Methodological quality of the review: Low confidence
Author: Castells X, Alonso J, Castilla M, Comas M.
Region: United States of America (USA), United Kingdom (UK), Spain and Norway
Sector: cataract surgery
Type of cataract: Age-related cataract
Equity focus: None specified
Review type: Effectiveness review
Quantitative synthesis method: Meta-analysis
Qualitative synthesis methods: Not applicable
Ambulatory cataract surgery is a result of technical and scientific advances and cost containment policies. There are important differences between countries in terms of their rates of ambulatory cataract surgery. This review attempts to provide a formal evaluation of the current evidence supporting the cost-effectiveness of ambulatory cataract surgery.
Authors hypothesized that: ambulatory cataract surgery has lower cost than in-patient cataract surgery and is no different in relation to the benefits (visual acuity) or the adverse effects (surgical complications).
Authors included five clinical trials and 10 observational studies. The studies are from the USA, UK, Norway and Spain. Nine studies analysed the clinical results of each surgical modality, three studies analysed costs and three analysed both clinical results and costs. The results of the quantitative synthesis showed:
The authors made the point that given the high frequency of cataract surgical procedures, the impact of the results (both in terms of complications and savings) at population level is very considerable.
Authors concluded that ‘Ambulatory cataract surgery patients present a benefit in visual acuity similar to in-patients. However, the higher risk of surgical complications among outpatients suggests the appropriateness of improving their immediate postoperative care. Even though some variability exists in the method to calculate costs, the results suggest that ambulatory surgery is the most efficient alternative.’
The studies included are powered to demonstrate differences in visual acuity and not in complications. The authors noted that conducting observational studies using large administrative patient databases could complement the evidence from clinical trials.
Authors included studies in: a) evaluating cataract surgery patients, b) comparing ambulatory surgery patients with cataract surgery in-patients, c) evaluating at least one of the following variables: postoperative visual acuity, postoperative complications rate, direct surgical costs, d) randomized controlled trial designs and case series. Outcome measures included postoperative visual acuity, postoperative complication rate, and surgical costs.
Authors conducted a search of Medline (1985-1998), HealthStar (1975-1998), Evidence-based American Academy of Ophthalmologists, Ophthalmology, Archives of Ophthalmology, Journal of Cataract and Refractive Surgery (1992-1998), and of reference lists of articles revised.
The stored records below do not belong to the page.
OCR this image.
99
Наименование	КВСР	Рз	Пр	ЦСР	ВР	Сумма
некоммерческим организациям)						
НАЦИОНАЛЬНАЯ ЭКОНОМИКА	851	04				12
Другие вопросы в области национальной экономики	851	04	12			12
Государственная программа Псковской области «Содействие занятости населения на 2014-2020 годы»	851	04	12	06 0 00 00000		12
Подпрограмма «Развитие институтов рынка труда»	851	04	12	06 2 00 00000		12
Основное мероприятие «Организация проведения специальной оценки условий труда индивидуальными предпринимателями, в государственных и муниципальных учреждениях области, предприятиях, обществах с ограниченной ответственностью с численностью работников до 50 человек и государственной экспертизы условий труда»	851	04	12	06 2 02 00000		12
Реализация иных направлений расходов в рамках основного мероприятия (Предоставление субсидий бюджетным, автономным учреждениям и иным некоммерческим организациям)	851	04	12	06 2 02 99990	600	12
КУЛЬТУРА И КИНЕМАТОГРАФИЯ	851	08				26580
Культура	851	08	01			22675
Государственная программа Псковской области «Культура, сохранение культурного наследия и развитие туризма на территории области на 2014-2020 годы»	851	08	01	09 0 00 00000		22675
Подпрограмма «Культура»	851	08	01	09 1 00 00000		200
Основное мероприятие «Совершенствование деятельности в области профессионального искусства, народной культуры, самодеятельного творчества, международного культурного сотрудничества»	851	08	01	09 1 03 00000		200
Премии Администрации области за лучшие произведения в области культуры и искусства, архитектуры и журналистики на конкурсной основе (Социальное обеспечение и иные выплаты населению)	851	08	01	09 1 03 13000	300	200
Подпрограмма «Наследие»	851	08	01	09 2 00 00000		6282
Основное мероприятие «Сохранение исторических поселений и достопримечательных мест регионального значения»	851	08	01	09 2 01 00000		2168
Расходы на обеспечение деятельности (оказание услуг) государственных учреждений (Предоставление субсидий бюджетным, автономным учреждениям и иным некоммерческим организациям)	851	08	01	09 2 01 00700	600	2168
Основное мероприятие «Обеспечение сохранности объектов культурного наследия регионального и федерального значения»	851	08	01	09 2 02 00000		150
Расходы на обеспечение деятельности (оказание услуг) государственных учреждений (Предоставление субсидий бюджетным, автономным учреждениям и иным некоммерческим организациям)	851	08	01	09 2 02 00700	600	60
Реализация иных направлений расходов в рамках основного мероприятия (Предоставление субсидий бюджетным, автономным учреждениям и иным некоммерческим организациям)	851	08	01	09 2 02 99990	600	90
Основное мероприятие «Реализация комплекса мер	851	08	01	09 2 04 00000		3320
Quality of trials was assessed using the criteria from the Evidence-Based Medicine Working Group and CONSORT Statement. The statistical power for each variable was calculated for each trial.
Quantitative synthesis was performed on the percentage of complications in the studies. Homogeneity tests (DerSimonian and Laird) were used to adjust aggregated results and a fixed-effects model was used. The Absolute Risk Difference and the Number Needed to Treat were calculated. Odds ratios for each study and a pooled odds ratio were calculated for the complications rate.
The authors did not discuss the applicability/external validity of the results.
Although authors did not find studies from low- and middle- income settings, results are applicable. The lower costs of ambulatory surgery are appealing in low-income settings where resources are scarce. However, issues of access to surgery in areas where patients might travel far for treatment should be considered in many low-income settings. These could make in-patient surgery the only solution where services are limited, despite the higher cost.
Low confidence was attributed in the conclusions about the effects of this review as major limitations were identified. The literature search, while covering a range of journals, one database and reference lists, was not sufficiently comprehensive that we can be confident that relevant literature was not omitted. Additionally, it was not clear from the review if language bias was avoided, if independent screening of full text and data extraction as conducted by two reviewers. Authors assessed the quality of the clinical trials included in the review, although they did not discuss the quality of the 10 observational studies included. Nevertheless, authors appropriately described the extent of heterogeneity and examine the extent to which specific factors might explain differences in the results of the included studies.
Castells X, Alonso J, Castilla M, Comas M. Eficacia y costes de la cirugía ambulatoria de cataratas: revisión sistemática de la bibliografía. Medicina Clínica (Barcelona). 2000;Volumen 114:40-7.